The second Donald Trump administration hasn’t even begun, yet it feels like everyone has forgotten some of the lessons of the first one — namely, that it’s impossible to try to negotiate with a White House whose primary interest is in domination. If anyone needed a reminder, the president-elect provided the entire country (and all of Mexico) with one last night, announcing on social media that one of his first acts after his inauguration would be to implement 25 per cent tariffs on all goods made in Canada and Mexico until “such time as drugs, in particular fentanyl, and all illegal aliens stop this invasion of our country!”
There are so many problems with this ultimatum from Canada’s perspective: the amount of fentanyl that crosses the northern border to enter the United States is a tiny, tiny fraction of the volumes that come in from Mexico or from the coasts, according to those resistance libs at the U.S. Department of Homeland Security. In most years, the volumes intercepted by American law enforcement coming from Canada are so small, they could be easily moved by a single able-bodied person with a backpack.
(Canadian law enforcement has not helped matters in recent years. It’s issued press releases denominating fentanyl seizures in “number of lethal doses seized” — as the standard lethal dose for fentanyl is two milligrams, almost literally any substantial seizure will involve millions of lethal doses. But the phrase sounds much more impressive and budget-justifying in a press release than “a few kilograms.”)
The same story is broadly true of migration: the human flows heading south from Canada are a small fraction of those arriving in the U.S. from elsewhere. But facts aren’t the point, and they aren’t going to be for another four years at least. Again, many have already forgotten what the first Trump term was like, but it included, to pick just one example, the White House hastily redrawing hurricane tracks on a map in Sharpie marker to justify Trump’s statements.
This all leaves Canadian policymakers in a bit of a jam, because it’s hard to defend yourself on the facts when the facts don’t matter. Premier Doug Ford sounded positively hurt Tuesday morning, saying at Queen’s Park that Trump’s tariff announcement was “like a family member stabbing you right in the heart.”

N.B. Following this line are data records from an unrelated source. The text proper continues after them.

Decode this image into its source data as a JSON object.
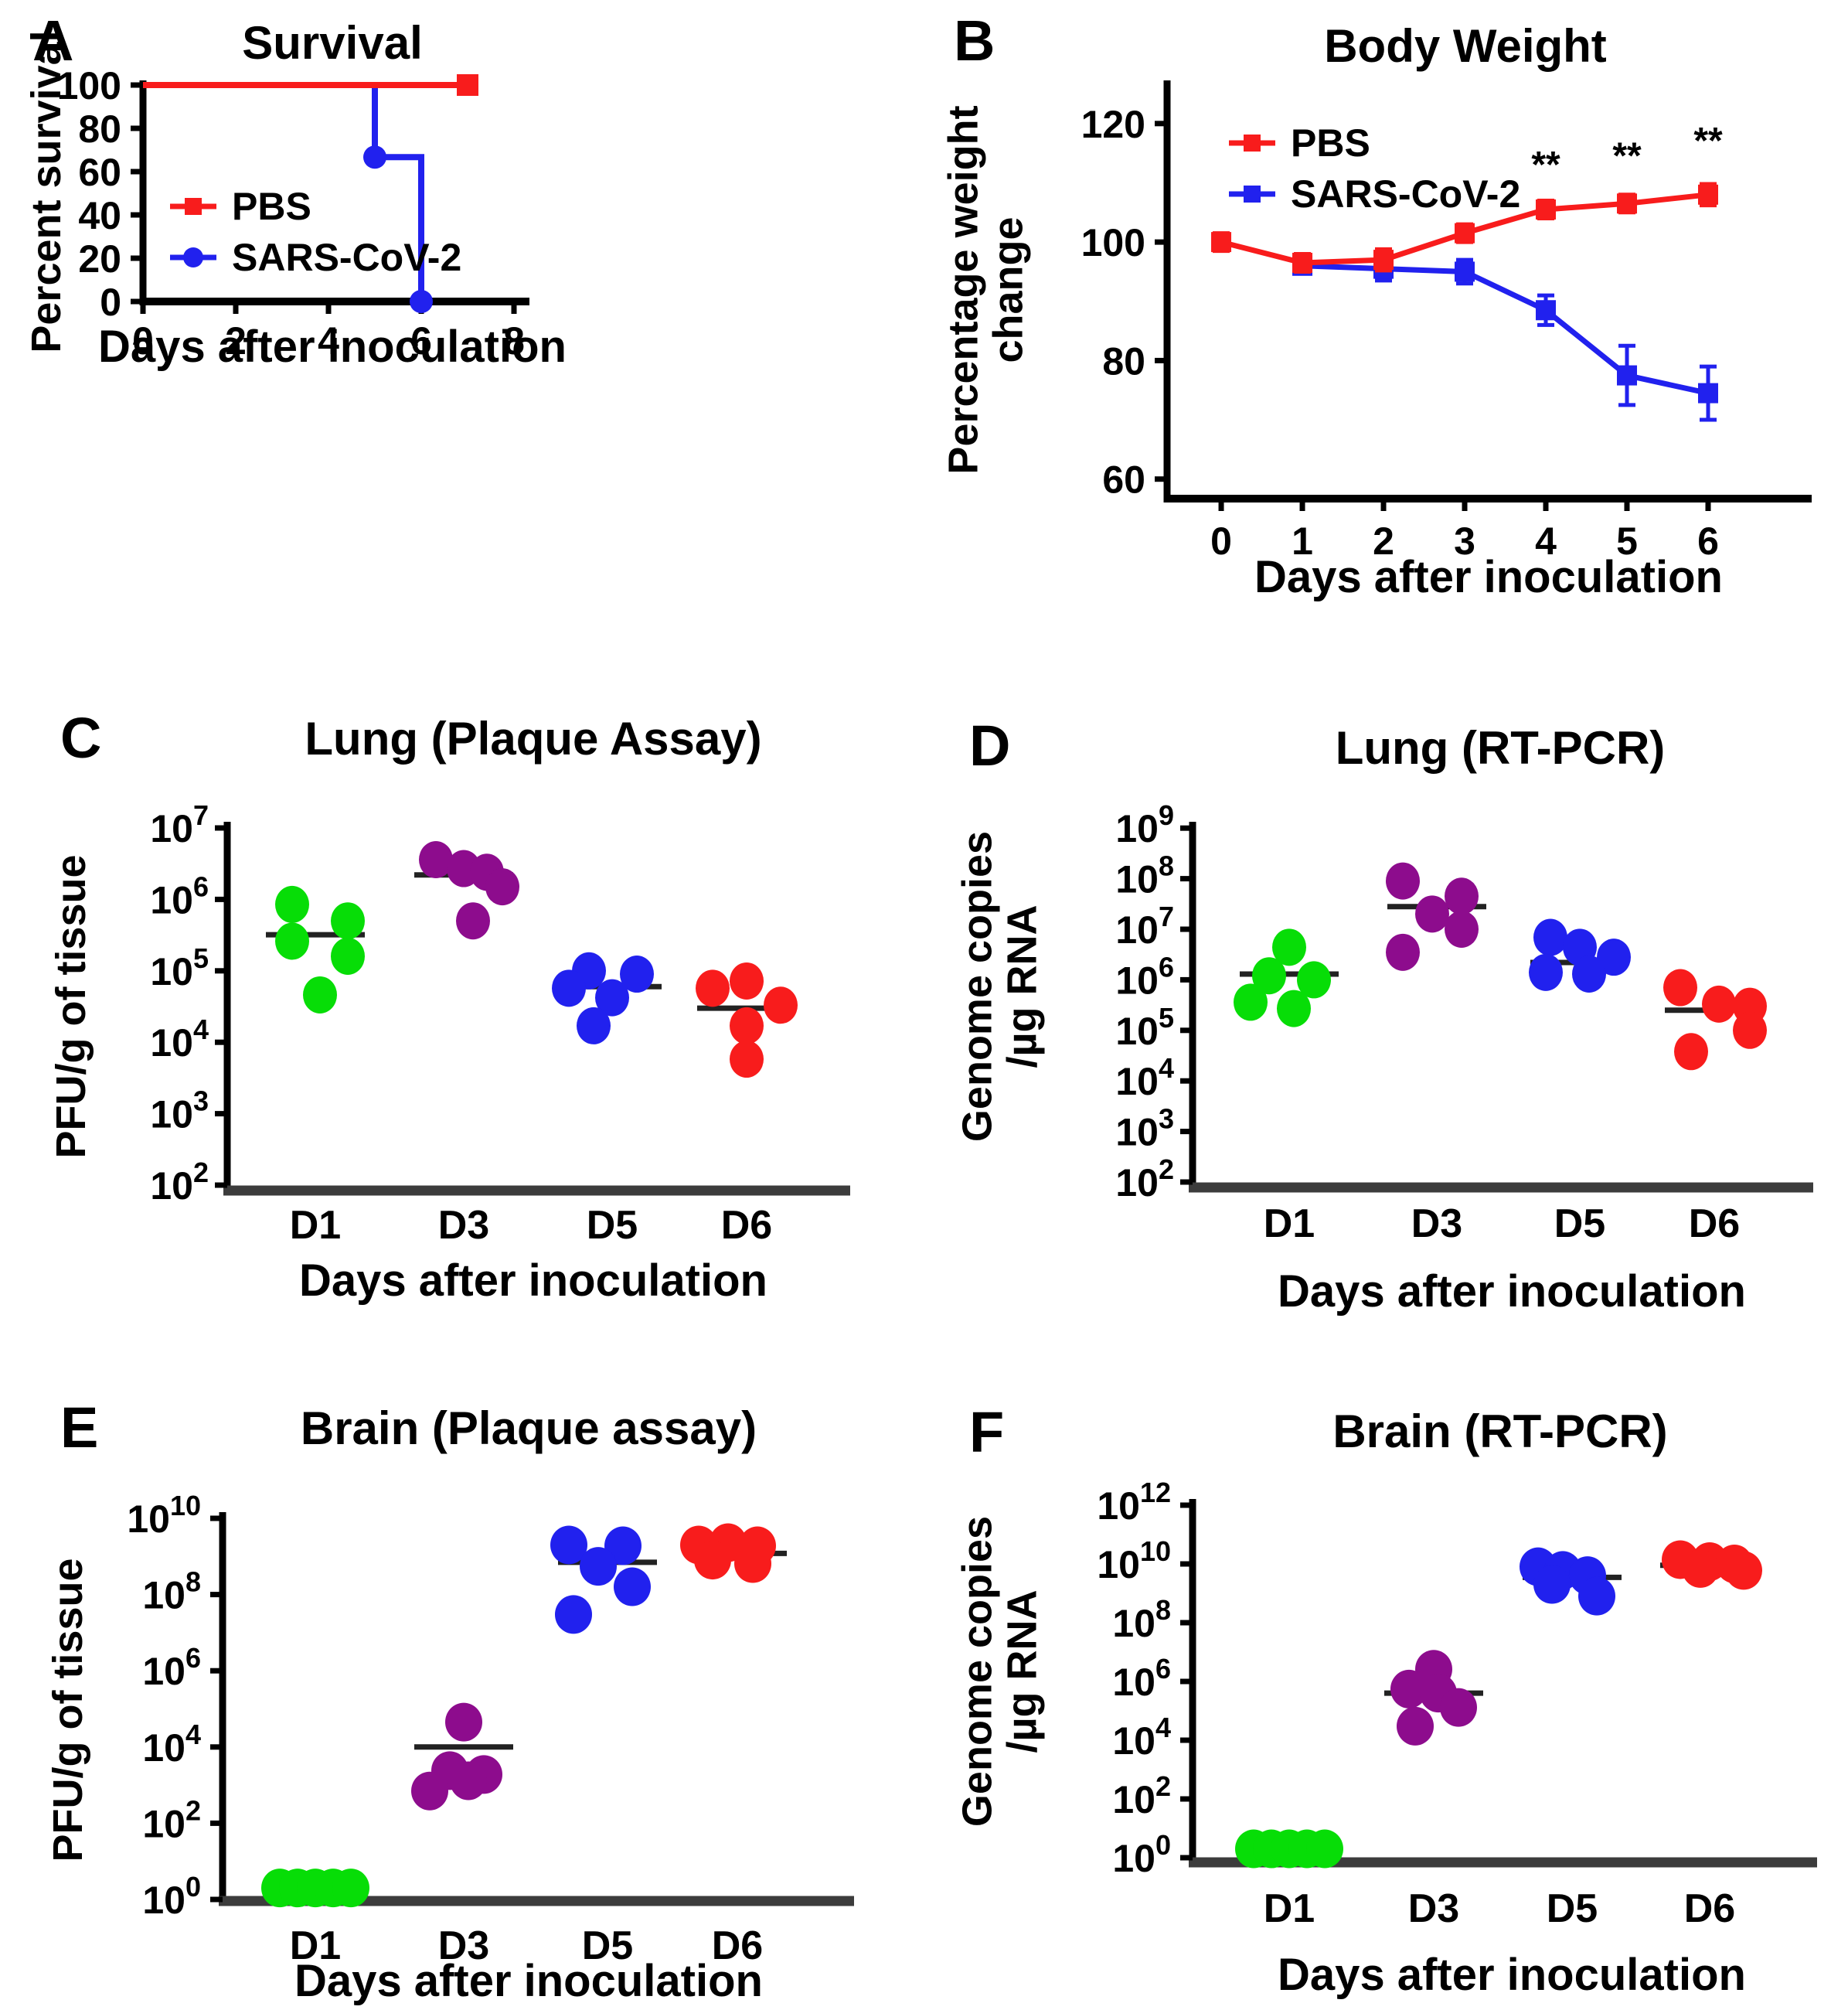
{
  "figure": {
    "description": "Six-panel virology figure: survival, body weight, and viral titers in lung and brain after SARS-CoV-2 inoculation"
  },
  "colors": {
    "red": "#f81c1c",
    "blue": "#2121ee",
    "green": "#07dd07",
    "purple": "#8d0c8d",
    "axis_black": "#000000",
    "baseline_gray": "#3c3c3c",
    "median_dark": "#222222"
  },
  "panels": {
    "A": {
      "letter": "A"
    },
    "B": {
      "letter": "B"
    },
    "C": {
      "letter": "C"
    },
    "D": {
      "letter": "D"
    },
    "E": {
      "letter": "E"
    },
    "F": {
      "letter": "F"
    }
  },
  "chart_data": {
    "survival": {
      "type": "line",
      "title": "Survival",
      "xlabel": "Days after inoculation",
      "ylabel": "Percent survival",
      "xlim": [
        0,
        8
      ],
      "ylim": [
        0,
        100
      ],
      "x_ticks": [
        0,
        2,
        4,
        6,
        8
      ],
      "y_ticks": [
        0,
        20,
        40,
        60,
        80,
        100
      ],
      "legend_position": "inside-left",
      "series": [
        {
          "name": "SARS-CoV-2",
          "color": "blue",
          "marker": "circle",
          "points": [
            [
              0,
              100
            ],
            [
              5,
              100
            ],
            [
              5,
              66.7
            ],
            [
              6,
              66.7
            ],
            [
              6,
              0
            ]
          ],
          "markers_at": [
            [
              5,
              66.7
            ],
            [
              6,
              0
            ]
          ]
        },
        {
          "name": "PBS",
          "color": "red",
          "marker": "square",
          "points": [
            [
              0,
              100
            ],
            [
              7,
              100
            ]
          ],
          "markers_at": [
            [
              7,
              100
            ]
          ]
        }
      ]
    },
    "body_weight": {
      "type": "line",
      "title": "Body Weight",
      "xlabel": "Days after inoculation",
      "ylabel_line1": "Percentage weight",
      "ylabel_line2": "change",
      "xlim": [
        -0.667,
        7.2
      ],
      "ylim": [
        56.7,
        126.5
      ],
      "x_ticks": [
        0,
        1,
        2,
        3,
        4,
        5,
        6
      ],
      "y_ticks": [
        60,
        80,
        100,
        120
      ],
      "legend_position": "inside-left",
      "series": [
        {
          "name": "SARS-CoV-2",
          "color": "blue",
          "marker": "square",
          "x": [
            1,
            2,
            3,
            4,
            5,
            6
          ],
          "y": [
            96,
            95.5,
            95,
            88.5,
            77.5,
            74.5
          ],
          "err": [
            1.2,
            2,
            2,
            2.5,
            5,
            4.5
          ]
        },
        {
          "name": "PBS",
          "color": "red",
          "marker": "square",
          "x": [
            0,
            1,
            2,
            3,
            4,
            5,
            6
          ],
          "y": [
            100,
            96.5,
            97,
            101.5,
            105.5,
            106.5,
            108
          ],
          "err": [
            1.5,
            1.5,
            1.8,
            1.5,
            1.5,
            1.5,
            1.8
          ]
        }
      ],
      "annotations": [
        {
          "text": "**",
          "x": 4,
          "y": 111
        },
        {
          "text": "**",
          "x": 5,
          "y": 112.5
        },
        {
          "text": "**",
          "x": 6,
          "y": 115
        }
      ]
    },
    "lung_plaque": {
      "type": "scatter",
      "title": "Lung (Plaque Assay)",
      "xlabel": "Days after inoculation",
      "ylabel": "PFU/g of tissue",
      "yscale": "log",
      "y_ticks_exp": [
        7,
        6,
        5,
        4,
        3,
        2
      ],
      "categories": [
        "D1",
        "D3",
        "D5",
        "D6"
      ],
      "groups": [
        {
          "day": "D1",
          "color": "green",
          "median": 320000.0,
          "points": [
            [
              -30,
              850000.0
            ],
            [
              42,
              500000.0
            ],
            [
              -30,
              260000.0
            ],
            [
              42,
              160000.0
            ],
            [
              6,
              46000.0
            ]
          ]
        },
        {
          "day": "D3",
          "color": "purple",
          "median": 2200000.0,
          "points": [
            [
              -36,
              3600000.0
            ],
            [
              0,
              2700000.0
            ],
            [
              30,
              2400000.0
            ],
            [
              50,
              1500000.0
            ],
            [
              12,
              500000.0
            ]
          ]
        },
        {
          "day": "D5",
          "color": "blue",
          "median": 60000.0,
          "points": [
            [
              -30,
              100000.0
            ],
            [
              32,
              90000.0
            ],
            [
              -56,
              57000.0
            ],
            [
              0,
              42000.0
            ],
            [
              -24,
              17000.0
            ]
          ]
        },
        {
          "day": "D6",
          "color": "red",
          "median": 30000.0,
          "points": [
            [
              0,
              72000.0
            ],
            [
              -44,
              57000.0
            ],
            [
              44,
              33000.0
            ],
            [
              0,
              17000.0
            ],
            [
              0,
              5800.0
            ]
          ]
        }
      ]
    },
    "lung_rtpcr": {
      "type": "scatter",
      "title": "Lung (RT-PCR)",
      "xlabel": "Days after inoculation",
      "ylabel_line1": "Genome copies",
      "ylabel_line2": "/µg RNA",
      "yscale": "log",
      "y_ticks_exp": [
        9,
        8,
        7,
        6,
        5,
        4,
        3,
        2
      ],
      "categories": [
        "D1",
        "D3",
        "D5",
        "D6"
      ],
      "groups": [
        {
          "day": "D1",
          "color": "green",
          "median": 1300000.0,
          "points": [
            [
              0,
              4400000.0
            ],
            [
              -26,
              1200000.0
            ],
            [
              32,
              1000000.0
            ],
            [
              -50,
              360000.0
            ],
            [
              6,
              270000.0
            ]
          ]
        },
        {
          "day": "D3",
          "color": "purple",
          "median": 28000000.0,
          "points": [
            [
              -44,
              90000000.0
            ],
            [
              32,
              45000000.0
            ],
            [
              -6,
              20000000.0
            ],
            [
              32,
              10000000.0
            ],
            [
              -44,
              3500000.0
            ]
          ]
        },
        {
          "day": "D5",
          "color": "blue",
          "median": 2200000.0,
          "points": [
            [
              -38,
              6900000.0
            ],
            [
              0,
              4400000.0
            ],
            [
              44,
              2800000.0
            ],
            [
              -44,
              1400000.0
            ],
            [
              12,
              1300000.0
            ]
          ]
        },
        {
          "day": "D6",
          "color": "red",
          "median": 250000.0,
          "points": [
            [
              -44,
              700000.0
            ],
            [
              6,
              330000.0
            ],
            [
              46,
              300000.0
            ],
            [
              46,
              100000.0
            ],
            [
              -30,
              38000.0
            ]
          ]
        }
      ]
    },
    "brain_plaque": {
      "type": "scatter",
      "title": "Brain (Plaque assay)",
      "xlabel": "Days after inoculation",
      "ylabel": "PFU/g of tissue",
      "yscale": "log",
      "y_ticks_exp": [
        10,
        8,
        6,
        4,
        2,
        0
      ],
      "categories": [
        "D1",
        "D3",
        "D5",
        "D6"
      ],
      "groups": [
        {
          "day": "D1",
          "color": "green",
          "median": null,
          "points": [
            [
              -46,
              2
            ],
            [
              -23,
              2
            ],
            [
              0,
              2
            ],
            [
              23,
              2
            ],
            [
              46,
              2
            ]
          ]
        },
        {
          "day": "D3",
          "color": "purple",
          "median": 10000.0,
          "points": [
            [
              0,
              45000.0
            ],
            [
              -18,
              2400.0
            ],
            [
              26,
              1900.0
            ],
            [
              6,
              1300.0
            ],
            [
              -44,
              700.0
            ]
          ]
        },
        {
          "day": "D5",
          "color": "blue",
          "median": 700000000.0,
          "points": [
            [
              -50,
              2000000000.0
            ],
            [
              20,
              1900000000.0
            ],
            [
              -12,
              550000000.0
            ],
            [
              32,
              160000000.0
            ],
            [
              -44,
              30000000.0
            ]
          ]
        },
        {
          "day": "D6",
          "color": "red",
          "median": 1200000000.0,
          "points": [
            [
              -50,
              2000000000.0
            ],
            [
              -12,
              2300000000.0
            ],
            [
              26,
              1900000000.0
            ],
            [
              -32,
              800000000.0
            ],
            [
              20,
              650000000.0
            ]
          ]
        }
      ]
    },
    "brain_rtpcr": {
      "type": "scatter",
      "title": "Brain (RT-PCR)",
      "xlabel": "Days after inoculation",
      "ylabel_line1": "Genome copies",
      "ylabel_line2": "/µg RNA",
      "yscale": "log",
      "y_ticks_exp": [
        12,
        10,
        8,
        6,
        4,
        2,
        0
      ],
      "categories": [
        "D1",
        "D3",
        "D5",
        "D6"
      ],
      "groups": [
        {
          "day": "D1",
          "color": "green",
          "median": null,
          "points": [
            [
              -46,
              2
            ],
            [
              -23,
              2
            ],
            [
              0,
              2
            ],
            [
              23,
              2
            ],
            [
              46,
              2
            ]
          ]
        },
        {
          "day": "D3",
          "color": "purple",
          "median": 400000.0,
          "points": [
            [
              0,
              2600000.0
            ],
            [
              -32,
              550000.0
            ],
            [
              6,
              400000.0
            ],
            [
              32,
              130000.0
            ],
            [
              -24,
              30000.0
            ]
          ]
        },
        {
          "day": "D5",
          "color": "blue",
          "median": 3500000000.0,
          "points": [
            [
              -44,
              8000000000.0
            ],
            [
              -12,
              6000000000.0
            ],
            [
              20,
              4000000000.0
            ],
            [
              -26,
              2000000000.0
            ],
            [
              32,
              800000000.0
            ]
          ]
        },
        {
          "day": "D6",
          "color": "red",
          "median": 9000000000.0,
          "points": [
            [
              -38,
              14000000000.0
            ],
            [
              0,
              12000000000.0
            ],
            [
              32,
              10000000000.0
            ],
            [
              -12,
              7000000000.0
            ],
            [
              44,
              6000000000.0
            ]
          ]
        }
      ]
    }
  }
}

Unsaid was something at least as important: we’re watching Ford’s Plan A for dealing with the second Trump term fall apart in real time, and it’s not clear what could replace it. Ford has been vocal about carving out a separate peace with Trump’s Washington, calling on Mexico to match U.S. and Canada tariffs on Chinese cars and proposing an as-yet-theoretical bilateral trade deal to protect Canadian jobs and, incidentally, put some distance between us and American animosity to Mexico.
Honestly, it was worth a shot. It’s kind of unseemly for Canada to try to build itself a lifeboat in this storm without Mexico, but national interests are what they are. The feds conspicuously did not shoot down Ford’s trial balloon, although they emphasized for propriety’s sake that Canada’s interests are well-served by the current agreement, which was negotiated during Trump’s first term.
The problem facing Ford — and the rest of the Canadian policymaking universe — is that, for 40 years, economic policy in Canada has taken open access to the U.S. market as a given, and that assumption no longer holds. It’s genuinely hard to know what would work to appease Trump and the people around him or whether appeasement is even possible. Trump spent the entirety of his recent presidential campaign saying, loudly and often, that tariffs are good and that they would be the centrepiece of his second term. This is, by all reporting, a matter of deep conviction for him and not something that could be negotiated away easily.
So the next four years will probably look much like the years 2016-2020 did: Canadian premiers and the prime minister (or their successors) will work in varying degrees of co-operation to remind American officials at every level how important the economic ties between our two countries are and hope that various congressional and state-level Republicans can catch the ear of the incoming president. That playbook worked, more or less, in the first Trump administration. The dark question that should be plaguing our leaders now is whether it will work a second time.
For Ford in particular, there’s the additional question of how all of this will affect his plans for an early election next year. He can try to pitch himself as a steady hand on the tiller in a more tumultuous world, but that pitch becomes less credible when his efforts at public negotiation are so obviously rebuffed by Washington.